Hopefully we can expect the wisdom of the council as a whole to look past at least those tropes of NIMBYism.
Besides, the plan for the NWQ calls for nearly equal amounts of affordable, workforce and market-rate housing. In other words, at the end of the day, it's destined to be a peaceful working-class neighborhood, not unlike Casa Solana itself in demographic terms.
Assuming opponents of NWQ development can learn not to fear the poor, their next greatest fear is that the current proposal to keep traffic out of their neighborhood will be a temporary measure, destined to fail in 10 to 15 years. They might be right, but such an outcome, too, is nothing to fear.
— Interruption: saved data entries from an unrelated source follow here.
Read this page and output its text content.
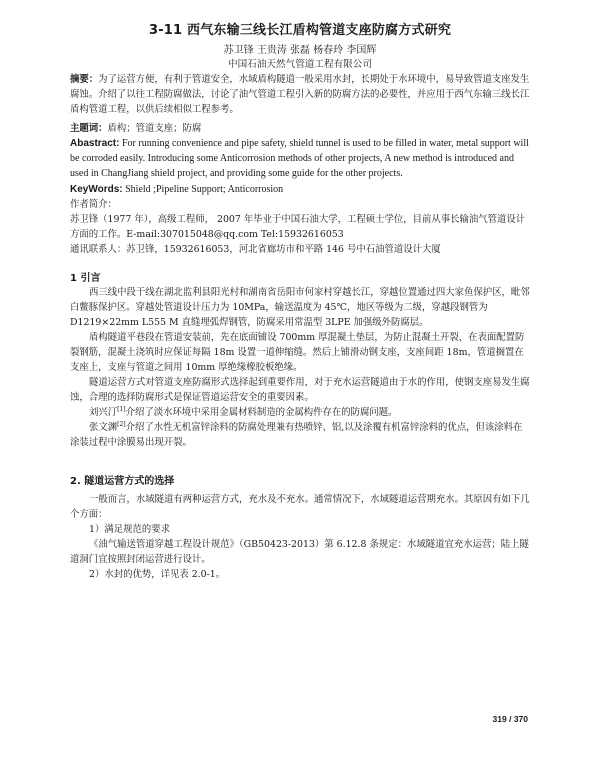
3-11 西气东输三线长江盾构管道支座防腐方式研究
苏卫锋 王贵涛 张磊 杨春玲 李国辉
中国石油天然气管道工程有限公司

摘要：为了运营方便，有利于管道安全，水域盾构隧道一般采用水封，长期处于水环境中，易导致管道支座发生腐蚀。介绍了以往工程防腐做法，讨论了油气管道工程引入新的防腐方法的必要性，并应用于西气东输三线长江盾构管道工程，以供后续相似工程参考。

主题词：盾构；管道支座；防腐

Abastract: For running convenience and pipe safety, shield tunnel is used to be filled in water, metal support will be corroded easily. Introducing some Anticorrosion methods of other projects, A new method is introduced and used in ChangJiang shield project, and providing some guide for the other projects.

KeyWords: Shield ;Pipeline Support; Anticorrosion

作者简介：

苏卫锋（1977 年），高级工程师， 2007 年毕业于中国石油大学，工程硕士学位，目前从事长输油气管道设计方面的工作。E-mail:307015048@qq.com Tel:15932616053

通讯联系人：苏卫锋，15932616053，河北省廊坊市和平路 146 号中石油管道设计大厦

1 引言

西三线中段干线在湖北监利县阳光村和湖南省岳阳市何家村穿越长江，穿越位置通过四大家鱼保护区，毗邻白鳖豚保护区。穿越处管道设计压力为 10MPa，输送温度为 45℃，地区等级为二级，穿越段钢管为 D1219×22mm L555 M 直缝埋弧焊钢管，防腐采用常温型 3LPE 加强级外防腐层。

盾构隧道平巷段在管道安装前，先在底面铺设 700mm 厚混凝土垫层，为防止混凝土开裂，在表面配置防裂钢筋，混凝土浇筑时应保证每隔 18m 设置一道伸缩缝。然后上铺滑动钢支座，支座间距 18m，管道搁置在支座上，支座与管道之间用 10mm 厚绝缘橡胶板绝缘。

隧道运营方式对管道支座防腐形式选择起到重要作用，对于充水运营隧道由于水的作用，使钢支座易发生腐蚀，合理的选择防腐形式是保证管道运营安全的重要因素。

刘兴汀[1]介绍了淡水环境中采用金属材料制造的金属构件存在的防腐问题。

张文渊[2]介绍了水性无机富锌涂料的防腐处理兼有热喷锌、铝,以及涂覆有机富锌涂料的优点，但该涂料在涂装过程中涂膜易出现开裂。

2. 隧道运营方式的选择

一般而言，水域隧道有两种运营方式，充水及不充水。通常情况下，水域隧道运营期充水。其原因有如下几个方面：

1）满足规范的要求

《油气输送管道穿越工程设计规范》（GB50423-2013）第 6.12.8 条规定：水域隧道宜充水运营；陆上隧道洞门宜按照封闭运营进行设计。

2）水封的优势，详见表 2.0-1。

319 / 370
The current plan—against the advice of the Fire Department, which favors full connectivity—is to have two "opticon" gates between the development and the road that leads into Casa Solana. The gates will open for emergency vehicles equipped with the appropriate beacons and—maybe, if no one is too uptight about it—for school buses or public transit.
If opticon gates sound like something out of a bad sci-fi story, that's because they are. You've heard of gated communities? The new NWQ neighborhood would be a caged community, its inhabitants unable to drive into the adjacent neighborhood because of irrational fears, while the rest of the city is welcome to its trails and bicycle paths. I say irrational fears because the traffic impact analysis for NWQ development shows that 20 years from now, traffic levels would be similar to current levels on E. Palace Avenue or Camino del Monte Sol or Camino Cruz Blanca—real thoroughfares, those. That's leaving aside the likelihood that transportation as we know it is likely to be fundamentally different in 20 years.
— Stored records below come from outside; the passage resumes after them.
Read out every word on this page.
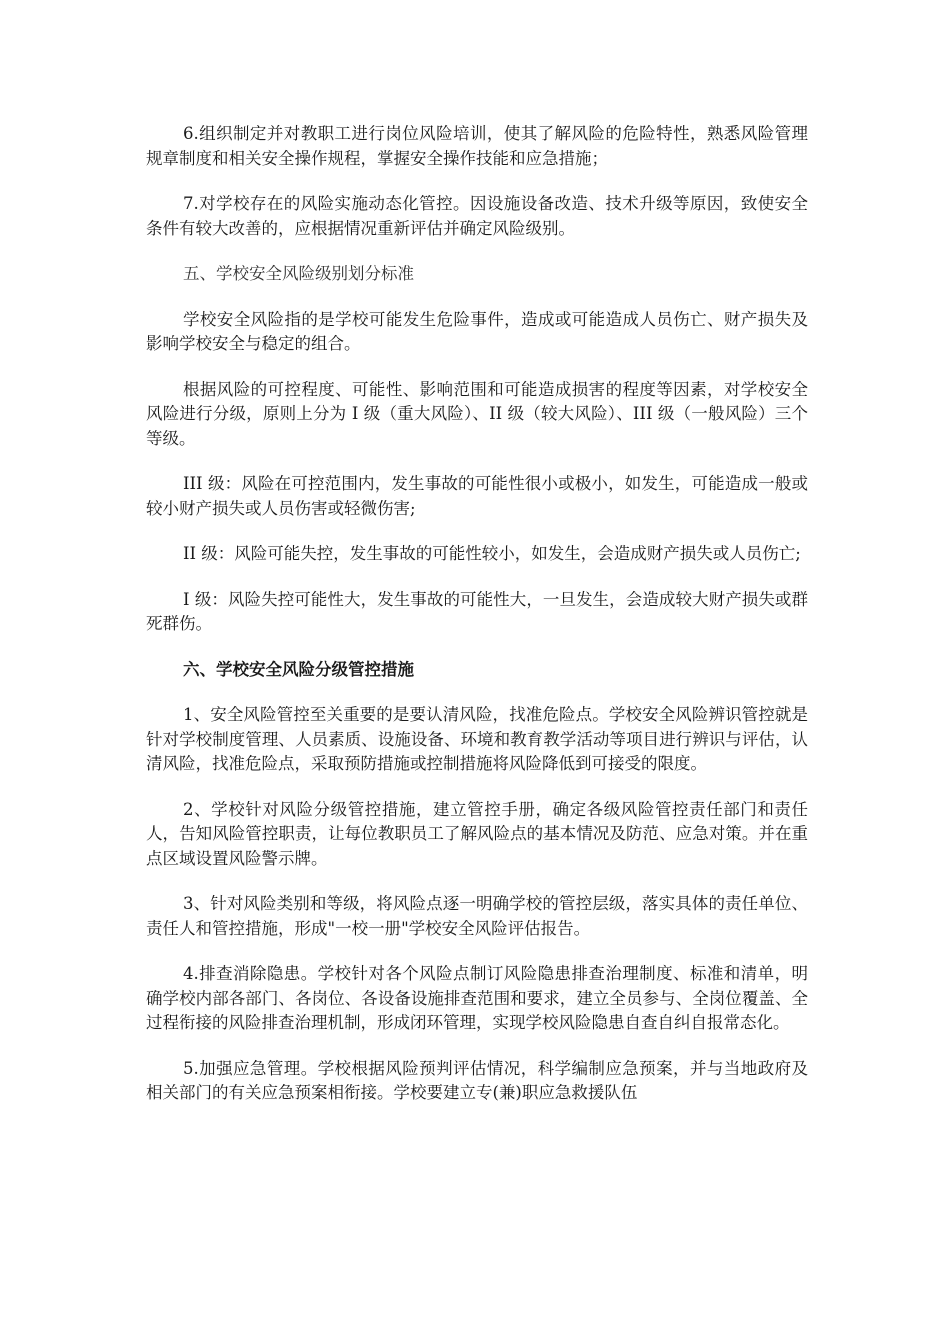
6.组织制定并对教职工进行岗位风险培训，使其了解风险的危险特性，熟悉风险管理规章制度和相关安全操作规程，掌握安全操作技能和应急措施；

7.对学校存在的风险实施动态化管控。因设施设备改造、技术升级等原因，致使安全条件有较大改善的，应根据情况重新评估并确定风险级别。

五、学校安全风险级别划分标准

学校安全风险指的是学校可能发生危险事件，造成或可能造成人员伤亡、财产损失及影响学校安全与稳定的组合。

根据风险的可控程度、可能性、影响范围和可能造成损害的程度等因素，对学校安全风险进行分级，原则上分为 I 级（重大风险）、II 级（较大风险）、III 级（一般风险）三个等级。

III 级：风险在可控范围内，发生事故的可能性很小或极小，如发生，可能造成一般或较小财产损失或人员伤害或轻微伤害;

II 级：风险可能失控，发生事故的可能性较小，如发生，会造成财产损失或人员伤亡;

I 级：风险失控可能性大，发生事故的可能性大，一旦发生，会造成较大财产损失或群死群伤。

六、学校安全风险分级管控措施

1、安全风险管控至关重要的是要认清风险，找准危险点。学校安全风险辨识管控就是针对学校制度管理、人员素质、设施设备、环境和教育教学活动等项目进行辨识与评估，认清风险，找准危险点，采取预防措施或控制措施将风险降低到可接受的限度。

2、学校针对风险分级管控措施，建立管控手册，确定各级风险管控责任部门和责任人，告知风险管控职责，让每位教职员工了解风险点的基本情况及防范、应急对策。并在重点区域设置风险警示牌。

3、针对风险类别和等级，将风险点逐一明确学校的管控层级，落实具体的责任单位、责任人和管控措施，形成"一校一册"学校安全风险评估报告。

4.排查消除隐患。学校针对各个风险点制订风险隐患排查治理制度、标准和清单，明确学校内部各部门、各岗位、各设备设施排查范围和要求，建立全员参与、全岗位覆盖、全过程衔接的风险排查治理机制，形成闭环管理，实现学校风险隐患自查自纠自报常态化。

5.加强应急管理。学校根据风险预判评估情况，科学编制应急预案，并与当地政府及相关部门的有关应急预案相衔接。学校要建立专(兼)职应急救援队伍
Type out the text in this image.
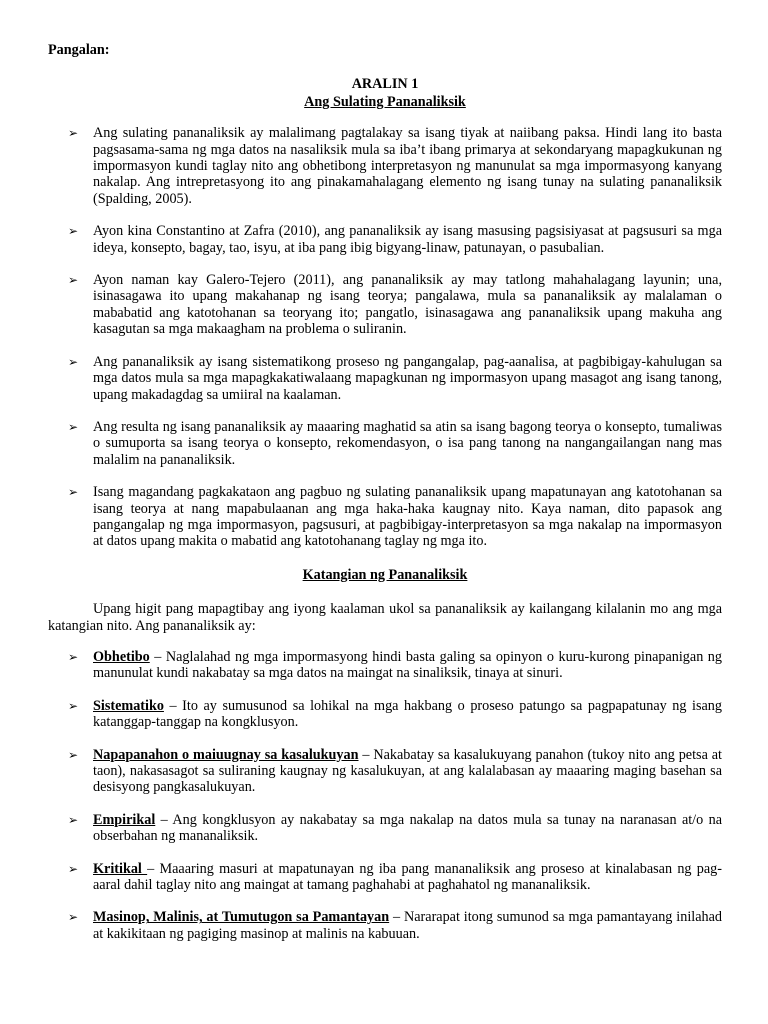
Pangalan:

ARALIN 1

Ang Sulating Pananaliksik

➢ Ang sulating pananaliksik ay malalimang pagtalakay sa isang tiyak at naiibang paksa. Hindi lang ito basta pagsasama-sama ng mga datos na nasaliksik mula sa iba’t ibang primarya at sekondaryang mapagkukunan ng impormasyon kundi taglay nito ang obhetibong interpretasyon ng manunulat sa mga impormasyong kanyang nakalap. Ang intrepretasyong ito ang pinakamahalagang elemento ng isang tunay na sulating pananaliksik (Spalding, 2005).
➢ Ayon kina Constantino at Zafra (2010), ang pananaliksik ay isang masusing pagsisiyasat at pagsusuri sa mga ideya, konsepto, bagay, tao, isyu, at iba pang ibig bigyang-linaw, patunayan, o pasubalian.
➢ Ayon naman kay Galero-Tejero (2011), ang pananaliksik ay may tatlong mahahalagang layunin; una, isinasagawa ito upang makahanap ng isang teorya; pangalawa, mula sa pananaliksik ay malalaman o mababatid ang katotohanan sa teoryang ito; pangatlo, isinasagawa ang pananaliksik upang makuha ang kasagutan sa mga makaagham na problema o suliranin.
➢ Ang pananaliksik ay isang sistematikong proseso ng pangangalap, pag-aanalisa, at pagbibigay-kahulugan sa mga datos mula sa mga mapagkakatiwalaang mapagkunan ng impormasyon upang masagot ang isang tanong, upang makadagdag sa umiiral na kaalaman.
➢ Ang resulta ng isang pananaliksik ay maaaring maghatid sa atin sa isang bagong teorya o konsepto, tumaliwas o sumuporta sa isang teorya o konsepto, rekomendasyon, o isa pang tanong na nangangailangan nang mas malalim na pananaliksik.
➢ Isang magandang pagkakataon ang pagbuo ng sulating pananaliksik upang mapatunayan ang katotohanan sa isang teorya at nang mapabulaanan ang mga haka-haka kaugnay nito. Kaya naman, dito papasok ang pangangalap ng mga impormasyon, pagsusuri, at pagbibigay-interpretasyon sa mga nakalap na impormasyon at datos upang makita o mabatid ang katotohanang taglay ng mga ito.

Katangian ng Pananaliksik

Upang higit pang mapagtibay ang iyong kaalaman ukol sa pananaliksik ay kailangang kilalanin mo ang mga katangian nito. Ang pananaliksik ay:

➢ Obhetibo – Naglalahad ng mga impormasyong hindi basta galing sa opinyon o kuru-kurong pinapanigan ng manunulat kundi nakabatay sa mga datos na maingat na sinaliksik, tinaya at sinuri.
➢ Sistematiko – Ito ay sumusunod sa lohikal na mga hakbang o proseso patungo sa pagpapatunay ng isang katanggap-tanggap na kongklusyon.
➢ Napapanahon o maiuugnay sa kasalukuyan – Nakabatay sa kasalukuyang panahon (tukoy nito ang petsa at taon), nakasasagot sa suliraning kaugnay ng kasalukuyan, at ang kalalabasan ay maaaring maging basehan sa desisyong pangkasalukuyan.
➢ Empirikal – Ang kongklusyon ay nakabatay sa mga nakalap na datos mula sa tunay na naranasan at/o na obserbahan ng mananaliksik.
➢ Kritikal – Maaaring masuri at mapatunayan ng iba pang mananaliksik ang proseso at kinalabasan ng pag-aaral dahil taglay nito ang maingat at tamang paghahabi at paghahatol ng mananaliksik.
➢ Masinop, Malinis, at Tumutugon sa Pamantayan – Nararapat itong sumunod sa mga pamantayang inilahad at kakikitaan ng pagiging masinop at malinis na kabuuan.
But these red herrings aren't what should be on the minds of city councilors when they consider the NWQ at the Thursday, June 18 Planning Commission meeting or the full council meeting the following week.
Just as we at The Santa Fe Reporter, in looking back through 35 years of Santa Fe's history and our own, cannot help but look toward the next 35 years, the city's elected representatives have an obligation to consider the future, especially through the lens that comes with recent hindsight.
Having followed the public input process into the master plan for the NWQ, I can say it's something exceptional. It's not a new-urbanist fantasy or a Centex cookie-cutter wasteland. It's a people's plan—ingrained with a sense of sustainability, social justice and community—and it builds on the lessons of Tierra Contenta and the very best Santa Fe has to offer.
If the plan, and its cautious and responsible long-term, multi-phase implementation go forward, we'll have another cherished neighborhood in Santa Fe by the time anyone gets around to looking at whether the traffic studies were right, and we'll laugh at how stupid the opticon gates were.
Or, as usual, we could sacrifice vision for political infighting.